Enabling BitLocker without TPM on MacBook Pro with Bootcamp
Solution 1:
I wanted to document this because the information that I've found is spread out and highly complicated. I've found a set of steps that are much simpler to enable BitLocker on a Bootcamp install of Windows. I've combined the information from these two sources for this guide:
- How do I mount the EFI partition on Windows 8.1 so that it is readable and writeable?
- Bitlocker in Windows 8.1 inside Bootcamp on the MacBook Pro (mid 2009)
The first step is to boot into your Windows partition, then log in, and open up an administrative command prompt.
Mount the UEFI partition to a drive letter:
mountvol b: /s
Copy the Microsoft EFI binaries to the UEFI partition:
bcdboot c:\windows /s b: /f UEFI
Unmount the UEFI partition:
mountvol b: /d
Configure BitLocker to work without a TPM:
- Start => run =>
gpedit.msc
- Open the Local Computer Policy node
- Navigate to
Computer Configuration \ Administrative Templates \ Windows Components \ Bit Locker Drive Encryption \ Operating System Drives
- Double click on
Require additional authentication at startup
- Enable the feature and check the box next to
Allow BitLocker without a compatible TPM
, click Apply and Ok, and close out of Local Group Policy Editor.
Reboot your machine back to Windows.
You can now enable BitLocker on the device using just a passphrase.
Solution 2:
If you're using a newer Macbook Pro (i'm using the 2018 model) then it's pretty easy actually.
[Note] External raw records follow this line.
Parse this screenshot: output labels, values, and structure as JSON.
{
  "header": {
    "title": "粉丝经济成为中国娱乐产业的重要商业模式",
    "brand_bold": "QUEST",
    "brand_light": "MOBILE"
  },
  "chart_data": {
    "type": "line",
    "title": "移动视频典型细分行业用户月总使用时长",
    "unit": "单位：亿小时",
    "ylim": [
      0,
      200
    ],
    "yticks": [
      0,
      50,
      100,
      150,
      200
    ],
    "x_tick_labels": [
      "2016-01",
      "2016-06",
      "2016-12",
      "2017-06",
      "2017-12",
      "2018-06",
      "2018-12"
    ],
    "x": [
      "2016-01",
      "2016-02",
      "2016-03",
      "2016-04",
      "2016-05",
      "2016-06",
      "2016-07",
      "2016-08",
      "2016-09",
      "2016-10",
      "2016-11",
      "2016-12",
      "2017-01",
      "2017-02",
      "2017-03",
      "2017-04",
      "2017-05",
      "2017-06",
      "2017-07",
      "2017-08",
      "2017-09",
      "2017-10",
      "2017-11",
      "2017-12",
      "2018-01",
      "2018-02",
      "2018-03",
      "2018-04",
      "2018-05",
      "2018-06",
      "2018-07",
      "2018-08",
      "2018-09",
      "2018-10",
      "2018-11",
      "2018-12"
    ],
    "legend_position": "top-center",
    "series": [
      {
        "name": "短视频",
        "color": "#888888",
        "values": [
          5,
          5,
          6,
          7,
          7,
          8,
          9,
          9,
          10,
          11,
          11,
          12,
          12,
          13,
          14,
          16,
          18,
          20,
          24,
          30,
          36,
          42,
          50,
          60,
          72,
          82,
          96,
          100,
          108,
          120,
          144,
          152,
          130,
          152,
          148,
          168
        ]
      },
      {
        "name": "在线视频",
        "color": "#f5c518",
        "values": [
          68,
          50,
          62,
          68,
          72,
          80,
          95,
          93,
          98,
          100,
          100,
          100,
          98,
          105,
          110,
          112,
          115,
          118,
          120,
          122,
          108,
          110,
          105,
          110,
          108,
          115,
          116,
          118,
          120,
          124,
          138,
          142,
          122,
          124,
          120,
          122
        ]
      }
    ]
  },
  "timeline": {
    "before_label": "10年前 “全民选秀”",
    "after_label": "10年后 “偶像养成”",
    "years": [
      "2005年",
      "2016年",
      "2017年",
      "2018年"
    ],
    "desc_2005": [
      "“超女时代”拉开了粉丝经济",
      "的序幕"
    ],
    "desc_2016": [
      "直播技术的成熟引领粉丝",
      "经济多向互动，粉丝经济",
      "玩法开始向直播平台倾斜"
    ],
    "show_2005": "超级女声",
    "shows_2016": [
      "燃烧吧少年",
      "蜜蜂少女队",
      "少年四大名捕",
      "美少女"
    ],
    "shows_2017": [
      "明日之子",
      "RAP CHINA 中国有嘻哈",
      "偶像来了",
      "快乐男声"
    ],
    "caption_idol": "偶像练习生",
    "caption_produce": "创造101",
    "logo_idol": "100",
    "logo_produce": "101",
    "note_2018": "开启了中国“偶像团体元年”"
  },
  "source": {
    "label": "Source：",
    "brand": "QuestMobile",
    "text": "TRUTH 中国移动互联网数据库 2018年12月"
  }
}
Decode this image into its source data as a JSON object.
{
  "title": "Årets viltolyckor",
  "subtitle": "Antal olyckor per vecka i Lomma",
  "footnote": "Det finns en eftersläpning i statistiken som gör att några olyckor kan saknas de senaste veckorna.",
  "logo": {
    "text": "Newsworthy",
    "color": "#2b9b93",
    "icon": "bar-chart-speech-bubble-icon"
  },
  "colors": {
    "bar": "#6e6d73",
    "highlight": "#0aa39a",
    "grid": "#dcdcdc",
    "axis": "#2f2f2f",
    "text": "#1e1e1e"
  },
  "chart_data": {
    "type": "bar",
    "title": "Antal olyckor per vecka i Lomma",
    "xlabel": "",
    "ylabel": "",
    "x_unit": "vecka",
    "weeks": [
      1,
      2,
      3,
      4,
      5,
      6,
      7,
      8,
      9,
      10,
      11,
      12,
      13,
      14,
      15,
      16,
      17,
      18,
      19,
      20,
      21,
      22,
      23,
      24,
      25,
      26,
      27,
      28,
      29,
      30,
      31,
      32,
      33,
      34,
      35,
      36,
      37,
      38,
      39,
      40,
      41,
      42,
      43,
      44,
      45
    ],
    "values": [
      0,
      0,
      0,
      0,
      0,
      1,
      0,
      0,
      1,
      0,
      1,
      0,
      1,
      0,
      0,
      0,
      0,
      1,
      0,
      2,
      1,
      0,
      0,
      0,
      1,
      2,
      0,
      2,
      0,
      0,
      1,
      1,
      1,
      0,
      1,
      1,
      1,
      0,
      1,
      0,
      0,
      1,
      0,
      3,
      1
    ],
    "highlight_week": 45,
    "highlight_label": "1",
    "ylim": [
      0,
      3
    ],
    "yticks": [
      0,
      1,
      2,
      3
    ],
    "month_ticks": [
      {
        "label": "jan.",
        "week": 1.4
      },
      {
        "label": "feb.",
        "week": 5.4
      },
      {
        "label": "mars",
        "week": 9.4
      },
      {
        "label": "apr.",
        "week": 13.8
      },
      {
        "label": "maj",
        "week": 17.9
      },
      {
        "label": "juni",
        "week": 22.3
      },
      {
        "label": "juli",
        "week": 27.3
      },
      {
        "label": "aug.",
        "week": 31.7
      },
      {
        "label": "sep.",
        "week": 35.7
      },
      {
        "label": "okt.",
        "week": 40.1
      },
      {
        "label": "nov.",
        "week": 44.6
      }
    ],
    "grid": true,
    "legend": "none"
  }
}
I'd really recommend you to read these two guides and then you'll be up and running with Bitlocker in like less than 15 minutes:
- (Good description and overview) https://tonyho.net/filevault-and-bitlocker-on-a-mac-with-boot-camp/
- (Actual guide) https://www.howtogeek.com/howto/6229/how-to-use-bitlocker-on-drives-without-tpm/
I'm writing this from inside Windows 10 on my newly encrypted Bitlocker drive running Bootcamp on a Macbook Pro 2018.
Solution 3:
I had to encypt both Mac OS and Windows and wasn't sure about order, but found this article:
- https://medium.com/@vanister/encrypting-macos-and-windows-on-the-same-mac-842ee7a19c44
In short words:
- First enable FileVault on Mac
- Reboot in Windows
- Disable TPM as described in other comments (using gpedit.msc)
- Start Bitlocker encryption
- Reboot Windows to finish the encryption (Bitlocker will prompt you to do so)
I tested this on MacBook Pro 13 2020 MacOS 10.15.7 and latest Windows 10.